A Beara flounder tempted by lugworm tipped with white ragworm.

Digging fresh lugworm and white rag  for bait we chose a relatively sheltered mark with flat fish in mind. Roger used a two hook flowing trace while I baited up a two hook paternoster. Distance has proved decisive on this location before and so it transpired again. From the get go dogfish made their appearance more or less every other cast to plain lug baits. Tipping off with white rag and being able to get that little bit further out due to the rig employed, a decisive pull down of the rod top followed by a slack line resulted in a fine flounder, the next cast producing a good codling. With night closing in we called it a day.

Evening sea fishing during rough conditions on the Beara Peninsula, Ireland.

The following evening during a temporary lull we used up the remainder of our lugworm fishing a different rock mark that again gave access to clean ground. This time we both used two hook paternosters banged out and what a session we had. Fishing about two hours into the rising tide we hit codling averaging 2.0 lbs on our first casts with no let up until the bait ran out. Super fishing similar to what we experienced last October capped off by a cracking pound plus dab, one part of a codling/flattie double header.

A pound dab tempted by lugworm while sea fishing on the Beara Peninsula, Ireland.

The fishing continued with double codling shots occurring at least three times. At close of play Roger had the best fish topping 2.5 lbs. We kept a few codling for the pot returning most to the water. Two year classes were evident, one year and two/three years. Codling breed in their forth year so we are not out of the woods yet, however as stated before if this obviously prolific stock is managed rather than exploited then there is hope for the species.
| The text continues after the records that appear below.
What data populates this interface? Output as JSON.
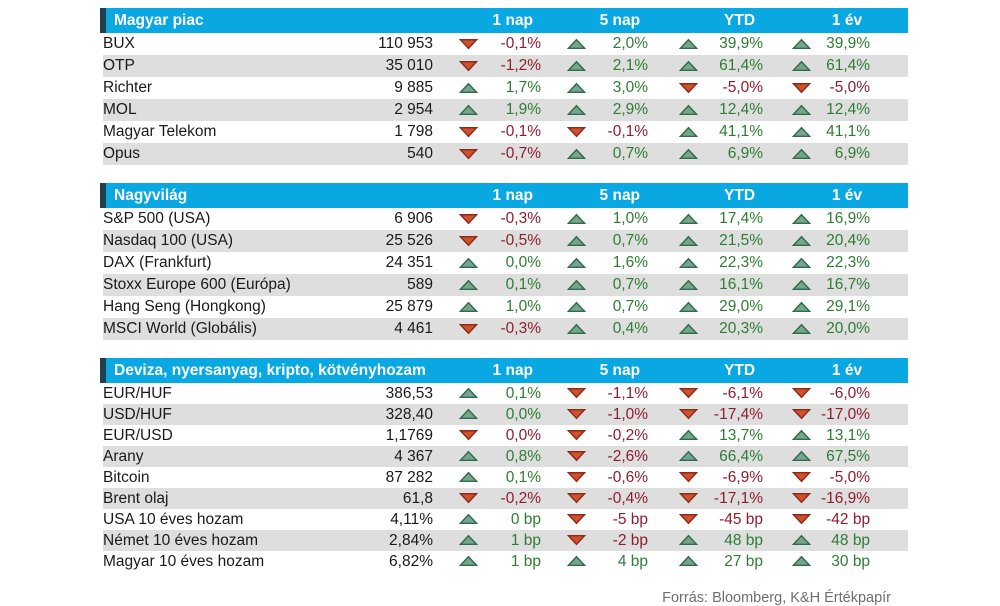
{
  "chart_data": [
    {
      "type": "table",
      "title": "Magyar piac",
      "columns": [
        "1 nap",
        "5 nap",
        "YTD",
        "1 év"
      ],
      "rows": [
        {
          "name": "BUX",
          "value": "110 953",
          "changes": [
            {
              "dir": "down",
              "text": "-0,1%"
            },
            {
              "dir": "up",
              "text": "2,0%"
            },
            {
              "dir": "up",
              "text": "39,9%"
            },
            {
              "dir": "up",
              "text": "39,9%"
            }
          ]
        },
        {
          "name": "OTP",
          "value": "35 010",
          "changes": [
            {
              "dir": "down",
              "text": "-1,2%"
            },
            {
              "dir": "up",
              "text": "2,1%"
            },
            {
              "dir": "up",
              "text": "61,4%"
            },
            {
              "dir": "up",
              "text": "61,4%"
            }
          ]
        },
        {
          "name": "Richter",
          "value": "9 885",
          "changes": [
            {
              "dir": "up",
              "text": "1,7%"
            },
            {
              "dir": "up",
              "text": "3,0%"
            },
            {
              "dir": "down",
              "text": "-5,0%"
            },
            {
              "dir": "down",
              "text": "-5,0%"
            }
          ]
        },
        {
          "name": "MOL",
          "value": "2 954",
          "changes": [
            {
              "dir": "up",
              "text": "1,9%"
            },
            {
              "dir": "up",
              "text": "2,9%"
            },
            {
              "dir": "up",
              "text": "12,4%"
            },
            {
              "dir": "up",
              "text": "12,4%"
            }
          ]
        },
        {
          "name": "Magyar Telekom",
          "value": "1 798",
          "changes": [
            {
              "dir": "down",
              "text": "-0,1%"
            },
            {
              "dir": "down",
              "text": "-0,1%"
            },
            {
              "dir": "up",
              "text": "41,1%"
            },
            {
              "dir": "up",
              "text": "41,1%"
            }
          ]
        },
        {
          "name": "Opus",
          "value": "540",
          "changes": [
            {
              "dir": "down",
              "text": "-0,7%"
            },
            {
              "dir": "up",
              "text": "0,7%"
            },
            {
              "dir": "up",
              "text": "6,9%"
            },
            {
              "dir": "up",
              "text": "6,9%"
            }
          ]
        }
      ]
    },
    {
      "type": "table",
      "title": "Nagyvilág",
      "columns": [
        "1 nap",
        "5 nap",
        "YTD",
        "1 év"
      ],
      "rows": [
        {
          "name": "S&P 500 (USA)",
          "value": "6 906",
          "changes": [
            {
              "dir": "down",
              "text": "-0,3%"
            },
            {
              "dir": "up",
              "text": "1,0%"
            },
            {
              "dir": "up",
              "text": "17,4%"
            },
            {
              "dir": "up",
              "text": "16,9%"
            }
          ]
        },
        {
          "name": "Nasdaq 100 (USA)",
          "value": "25 526",
          "changes": [
            {
              "dir": "down",
              "text": "-0,5%"
            },
            {
              "dir": "up",
              "text": "0,7%"
            },
            {
              "dir": "up",
              "text": "21,5%"
            },
            {
              "dir": "up",
              "text": "20,4%"
            }
          ]
        },
        {
          "name": "DAX (Frankfurt)",
          "value": "24 351",
          "changes": [
            {
              "dir": "up",
              "text": "0,0%"
            },
            {
              "dir": "up",
              "text": "1,6%"
            },
            {
              "dir": "up",
              "text": "22,3%"
            },
            {
              "dir": "up",
              "text": "22,3%"
            }
          ]
        },
        {
          "name": "Stoxx Europe 600 (Európa)",
          "value": "589",
          "changes": [
            {
              "dir": "up",
              "text": "0,1%"
            },
            {
              "dir": "up",
              "text": "0,7%"
            },
            {
              "dir": "up",
              "text": "16,1%"
            },
            {
              "dir": "up",
              "text": "16,7%"
            }
          ]
        },
        {
          "name": "Hang Seng (Hongkong)",
          "value": "25 879",
          "changes": [
            {
              "dir": "up",
              "text": "1,0%"
            },
            {
              "dir": "up",
              "text": "0,7%"
            },
            {
              "dir": "up",
              "text": "29,0%"
            },
            {
              "dir": "up",
              "text": "29,1%"
            }
          ]
        },
        {
          "name": "MSCI World (Globális)",
          "value": "4 461",
          "changes": [
            {
              "dir": "down",
              "text": "-0,3%"
            },
            {
              "dir": "up",
              "text": "0,4%"
            },
            {
              "dir": "up",
              "text": "20,3%"
            },
            {
              "dir": "up",
              "text": "20,0%"
            }
          ]
        }
      ]
    },
    {
      "type": "table",
      "title": "Deviza, nyersanyag, kripto, kötvényhozam",
      "columns": [
        "1 nap",
        "5 nap",
        "YTD",
        "1 év"
      ],
      "rows": [
        {
          "name": "EUR/HUF",
          "value": "386,53",
          "changes": [
            {
              "dir": "up",
              "text": "0,1%"
            },
            {
              "dir": "down",
              "text": "-1,1%"
            },
            {
              "dir": "down",
              "text": "-6,1%"
            },
            {
              "dir": "down",
              "text": "-6,0%"
            }
          ]
        },
        {
          "name": "USD/HUF",
          "value": "328,40",
          "changes": [
            {
              "dir": "up",
              "text": "0,0%"
            },
            {
              "dir": "down",
              "text": "-1,0%"
            },
            {
              "dir": "down",
              "text": "-17,4%"
            },
            {
              "dir": "down",
              "text": "-17,0%"
            }
          ]
        },
        {
          "name": "EUR/USD",
          "value": "1,1769",
          "changes": [
            {
              "dir": "down",
              "text": "0,0%"
            },
            {
              "dir": "down",
              "text": "-0,2%"
            },
            {
              "dir": "up",
              "text": "13,7%"
            },
            {
              "dir": "up",
              "text": "13,1%"
            }
          ]
        },
        {
          "name": "Arany",
          "value": "4 367",
          "changes": [
            {
              "dir": "up",
              "text": "0,8%"
            },
            {
              "dir": "down",
              "text": "-2,6%"
            },
            {
              "dir": "up",
              "text": "66,4%"
            },
            {
              "dir": "up",
              "text": "67,5%"
            }
          ]
        },
        {
          "name": "Bitcoin",
          "value": "87 282",
          "changes": [
            {
              "dir": "up",
              "text": "0,1%"
            },
            {
              "dir": "down",
              "text": "-0,6%"
            },
            {
              "dir": "down",
              "text": "-6,9%"
            },
            {
              "dir": "down",
              "text": "-5,0%"
            }
          ]
        },
        {
          "name": "Brent olaj",
          "value": "61,8",
          "changes": [
            {
              "dir": "down",
              "text": "-0,2%"
            },
            {
              "dir": "down",
              "text": "-0,4%"
            },
            {
              "dir": "down",
              "text": "-17,1%"
            },
            {
              "dir": "down",
              "text": "-16,9%"
            }
          ]
        },
        {
          "name": "USA 10 éves hozam",
          "value": "4,11%",
          "changes": [
            {
              "dir": "up",
              "text": "0 bp"
            },
            {
              "dir": "down",
              "text": "-5 bp"
            },
            {
              "dir": "down",
              "text": "-45 bp"
            },
            {
              "dir": "down",
              "text": "-42 bp"
            }
          ]
        },
        {
          "name": "Német 10 éves hozam",
          "value": "2,84%",
          "changes": [
            {
              "dir": "up",
              "text": "1 bp"
            },
            {
              "dir": "down",
              "text": "-2 bp"
            },
            {
              "dir": "up",
              "text": "48 bp"
            },
            {
              "dir": "up",
              "text": "48 bp"
            }
          ]
        },
        {
          "name": "Magyar 10 éves hozam",
          "value": "6,82%",
          "changes": [
            {
              "dir": "up",
              "text": "1 bp"
            },
            {
              "dir": "up",
              "text": "4 bp"
            },
            {
              "dir": "up",
              "text": "27 bp"
            },
            {
              "dir": "up",
              "text": "30 bp"
            }
          ]
        }
      ]
    }
  ],
  "footer": {
    "source": "Forrás: Bloomberg, K&H Értékpapír"
  },
  "colors": {
    "header_bg": "#09A8E3",
    "header_accent": "#20404F",
    "row_stripe": "#DEDEDE",
    "positive_text": "#2E7D33",
    "negative_text": "#8E1D30",
    "arrow_up_fill": "#77A58C",
    "arrow_up_stroke": "#2F6B50",
    "arrow_down_fill": "#D2512D",
    "arrow_down_stroke": "#8A2C1B"
  }
}
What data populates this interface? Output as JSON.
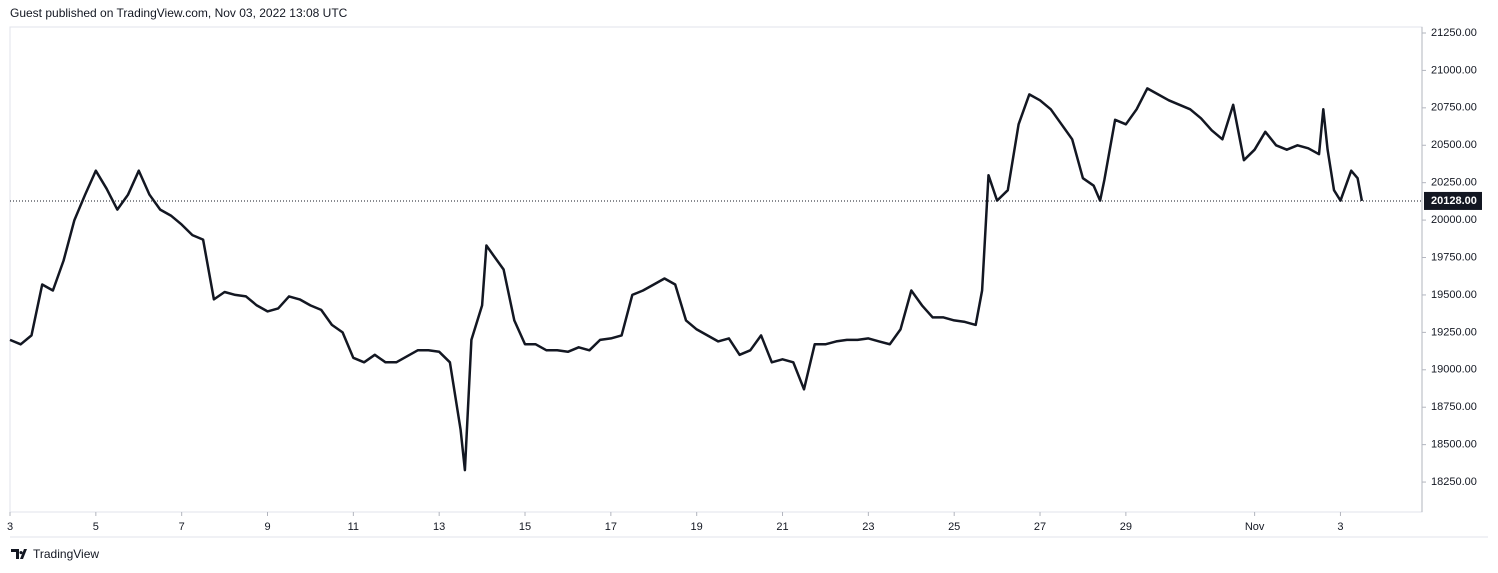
{
  "header": "Guest published on TradingView.com, Nov 03, 2022 13:08 UTC",
  "footer": "TradingView",
  "chart_data": {
    "type": "line",
    "color": "#131722",
    "x": [
      3.0,
      3.25,
      3.5,
      3.75,
      4.0,
      4.25,
      4.5,
      4.75,
      5.0,
      5.25,
      5.5,
      5.75,
      6.0,
      6.25,
      6.5,
      6.75,
      7.0,
      7.25,
      7.5,
      7.75,
      8.0,
      8.25,
      8.5,
      8.75,
      9.0,
      9.25,
      9.5,
      9.75,
      10.0,
      10.25,
      10.5,
      10.75,
      11.0,
      11.25,
      11.5,
      11.75,
      12.0,
      12.25,
      12.5,
      12.75,
      13.0,
      13.25,
      13.5,
      13.6,
      13.75,
      14.0,
      14.1,
      14.25,
      14.5,
      14.75,
      15.0,
      15.25,
      15.5,
      15.75,
      16.0,
      16.25,
      16.5,
      16.75,
      17.0,
      17.25,
      17.5,
      17.75,
      18.0,
      18.25,
      18.5,
      18.75,
      19.0,
      19.25,
      19.5,
      19.75,
      20.0,
      20.25,
      20.5,
      20.75,
      21.0,
      21.25,
      21.5,
      21.75,
      22.0,
      22.25,
      22.5,
      22.75,
      23.0,
      23.25,
      23.5,
      23.75,
      24.0,
      24.25,
      24.5,
      24.75,
      25.0,
      25.25,
      25.5,
      25.65,
      25.8,
      26.0,
      26.25,
      26.5,
      26.75,
      27.0,
      27.25,
      27.5,
      27.75,
      28.0,
      28.25,
      28.4,
      28.5,
      28.75,
      29.0,
      29.25,
      29.5,
      29.75,
      30.0,
      30.25,
      30.5,
      30.75,
      31.0,
      31.25,
      31.5,
      31.75,
      32.0,
      32.25,
      32.5,
      32.75,
      33.0,
      33.25,
      33.5,
      33.6,
      33.7,
      33.85,
      34.0,
      34.25,
      34.4,
      34.5
    ],
    "values": [
      19200,
      19170,
      19230,
      19570,
      19530,
      19730,
      20000,
      20170,
      20330,
      20210,
      20070,
      20170,
      20330,
      20170,
      20070,
      20030,
      19970,
      19900,
      19870,
      19470,
      19520,
      19500,
      19490,
      19430,
      19390,
      19410,
      19490,
      19470,
      19430,
      19400,
      19300,
      19250,
      19080,
      19050,
      19100,
      19050,
      19050,
      19090,
      19130,
      19130,
      19120,
      19050,
      18600,
      18330,
      19200,
      19430,
      19830,
      19770,
      19670,
      19330,
      19170,
      19170,
      19130,
      19130,
      19120,
      19150,
      19130,
      19200,
      19210,
      19230,
      19500,
      19530,
      19570,
      19610,
      19570,
      19330,
      19270,
      19230,
      19190,
      19210,
      19100,
      19130,
      19230,
      19050,
      19070,
      19050,
      18870,
      19170,
      19170,
      19190,
      19200,
      19200,
      19210,
      19190,
      19170,
      19270,
      19530,
      19430,
      19350,
      19350,
      19330,
      19320,
      19300,
      19530,
      20300,
      20130,
      20200,
      20640,
      20840,
      20800,
      20740,
      20640,
      20540,
      20280,
      20230,
      20130,
      20270,
      20670,
      20640,
      20740,
      20880,
      20840,
      20800,
      20770,
      20740,
      20680,
      20600,
      20540,
      20770,
      20400,
      20470,
      20590,
      20500,
      20470,
      20500,
      20480,
      20440,
      20740,
      20470,
      20200,
      20130,
      20330,
      20280,
      20128
    ],
    "xlim": [
      3,
      35.9
    ],
    "ylim": [
      18050,
      21290
    ],
    "xticks": [
      3,
      5,
      7,
      9,
      11,
      13,
      15,
      17,
      19,
      21,
      23,
      25,
      27,
      29,
      {
        "value": 32,
        "label": "Nov"
      },
      {
        "value": 34,
        "label": "3"
      }
    ],
    "yticks": [
      {
        "value": 18250,
        "label": "18250.00"
      },
      {
        "value": 18500,
        "label": "18500.00"
      },
      {
        "value": 18750,
        "label": "18750.00"
      },
      {
        "value": 19000,
        "label": "19000.00"
      },
      {
        "value": 19250,
        "label": "19250.00"
      },
      {
        "value": 19500,
        "label": "19500.00"
      },
      {
        "value": 19750,
        "label": "19750.00"
      },
      {
        "value": 20000,
        "label": "20000.00"
      },
      {
        "value": 20250,
        "label": "20250.00"
      },
      {
        "value": 20500,
        "label": "20500.00"
      },
      {
        "value": 20750,
        "label": "20750.00"
      },
      {
        "value": 21000,
        "label": "21000.00"
      },
      {
        "value": 21250,
        "label": "21250.00"
      }
    ],
    "price_line": {
      "value": 20128,
      "label": "20128.00"
    }
  }
}
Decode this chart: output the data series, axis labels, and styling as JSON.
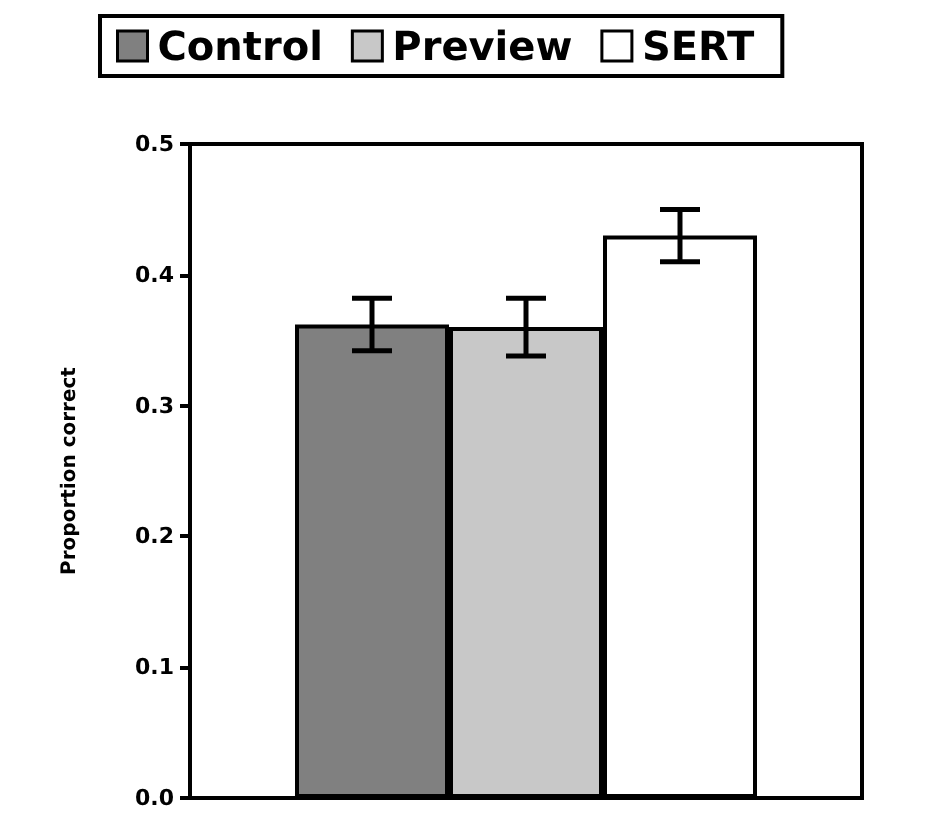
{
  "chart_data": {
    "type": "bar",
    "ylabel": "Proportion correct",
    "categories": [
      null
    ],
    "series": [
      {
        "name": "Control",
        "color": "#808080",
        "values": [
          0.362
        ],
        "errors": [
          0.02
        ]
      },
      {
        "name": "Preview",
        "color": "#c8c8c8",
        "values": [
          0.36
        ],
        "errors": [
          0.022
        ]
      },
      {
        "name": "SERT",
        "color": "#ffffff",
        "values": [
          0.43
        ],
        "errors": [
          0.02
        ]
      }
    ],
    "ylim": [
      0,
      0.5
    ],
    "yticks": [
      {
        "value": 0,
        "label": "0.0"
      },
      {
        "value": 0.1,
        "label": "0.1"
      },
      {
        "value": 0.2,
        "label": "0.2"
      },
      {
        "value": 0.3,
        "label": "0.3"
      },
      {
        "value": 0.4,
        "label": "0.4"
      },
      {
        "value": 0.5,
        "label": "0.5"
      }
    ],
    "grid": false,
    "legend": "top"
  }
}
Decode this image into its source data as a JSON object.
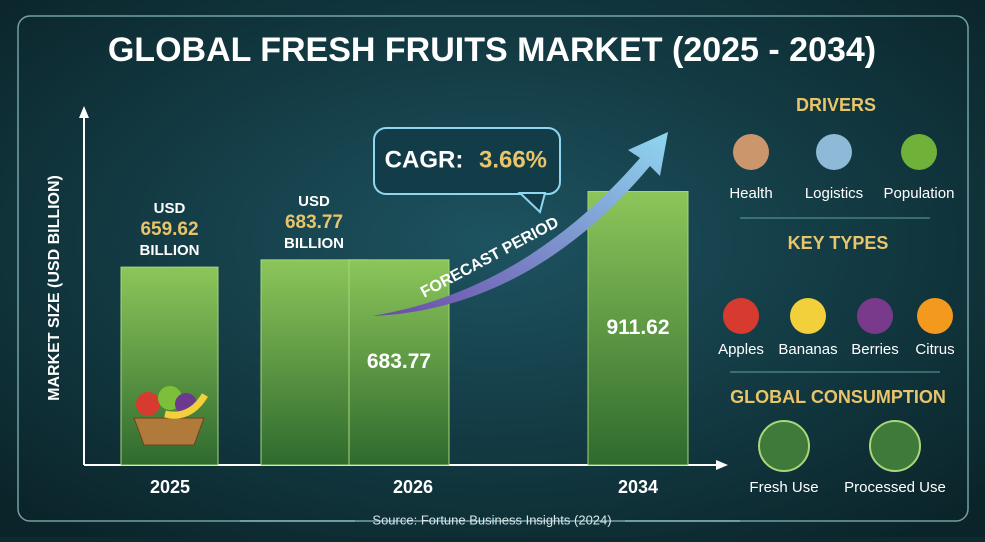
{
  "chart_data": {
    "type": "bar",
    "title": "GLOBAL FRESH FRUITS MARKET (2025 - 2034)",
    "y_label": "MARKET SIZE (USD BILLION)",
    "categories": [
      "2025",
      null,
      "2026",
      "2034"
    ],
    "values": [
      659.62,
      683.77,
      683.77,
      911.62
    ],
    "value_prefix": "USD",
    "value_suffix": "BILLION",
    "color": "#6aa84f",
    "ylim": [
      0,
      1100
    ],
    "annotations": {
      "cagr_label": "CAGR:",
      "cagr_value": "3.66%",
      "forecast": "FORECAST PERIOD"
    },
    "source": "Source: Fortune Business Insights (2024)"
  },
  "drivers": {
    "title": "DRIVERS",
    "items": [
      "Health",
      "Logistics",
      "Population"
    ]
  },
  "key_types": {
    "title": "KEY TYPES",
    "items": [
      "Apples",
      "Bananas",
      "Berries",
      "Citrus"
    ]
  },
  "consumption": {
    "title": "GLOBAL CONSUMPTION",
    "items": [
      "Fresh Use",
      "Processed Use"
    ]
  }
}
A mixed bag caught sea fishing on the Beara Peninsula, Ireland.

The Beara is full of surprises, I have not caught codling like this in May since the late 1980′s, and as for flatfish well I will keep coming back. In the last three trips I have landed numerous plaice to 1.5 lbs and dab to a pound plus, with a friend catching a 1.5 lb specimen dab. This is quality fishing for the times we are living in, long may it last.